Three quarters of the most popular songs about love refer to romantic love, while the rest have erotic themes. Put in perspective, the analysis reflects a curious phenomenon. From the 1970s, US pop music has used more sensual and explicit metaphors to talk about love. The analysis shows that songs with erotic themes are concentrated between 1977 and 1982, featuring in the six songs most listened to each year. Another boom in explicitly sensual songs occurs between 1996 and 2008, with five such hit songs in those 13 years. The analysis also reveals that 14 of the 15 songs listened to most between 1983 and 2016 refer to the anguish of love.

From physical proximity to possession

Many of the songs refer to love in terms of physical proximity: from the desire to be near the loved one to the contact of fusion between lovers. Many other songs speak of love in terms of possession or captivity. At least a score of the most popular love songs depict an unequal love relationship, in which one of the lovers considers the other to belong to them. In several cases, love is reflected as yet another form of subjugation. Just over two thirds of the songs, in fact, reflect a correlation between metaphors of physical proximity and of possession; in other words, both ideas seem to overlap.
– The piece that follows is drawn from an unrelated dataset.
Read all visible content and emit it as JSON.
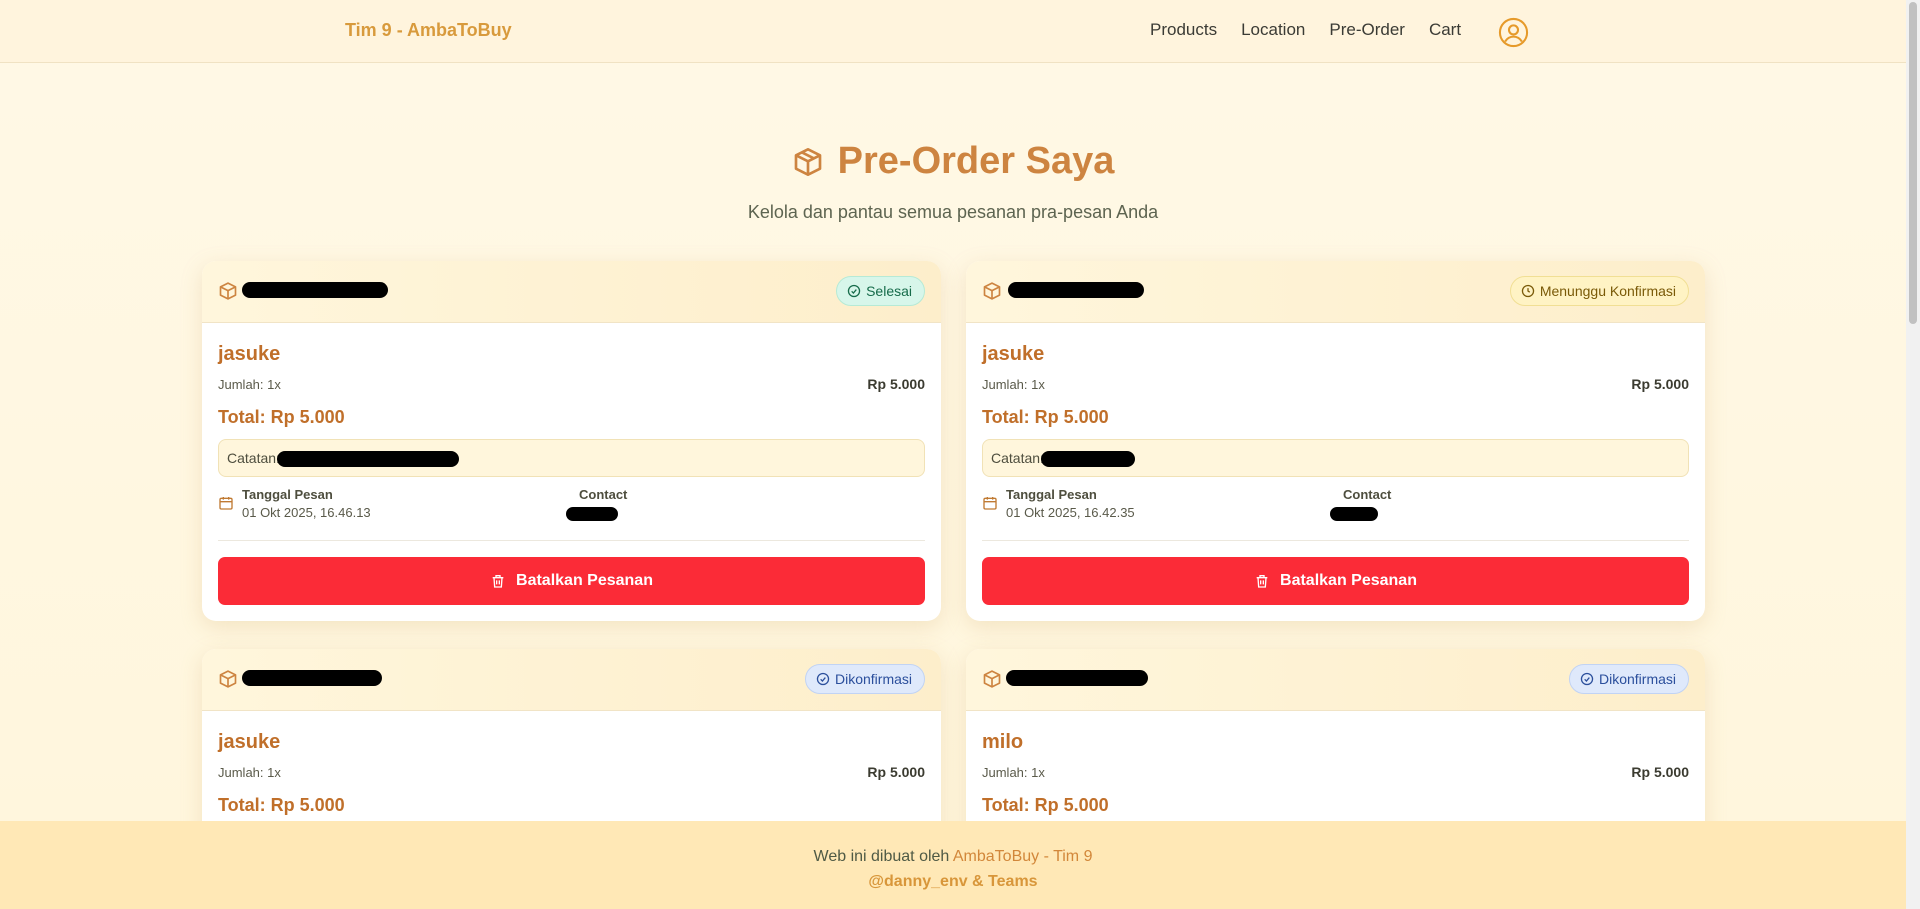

“It’s normal that physical proximity metaphors, as emerging naturally from love relationships, would be used in love songs. Metaphors of possession, on the other hand, reflect a cliché deeply rooted in popular culture,” said Climent Roca and Coll-Florit. Their “All you need is love” study invites us to look beyond the catchy melodies and gain a deeper understanding of lyrics that we have all joined in with at one time or another, singing our hearts out in accompaniment.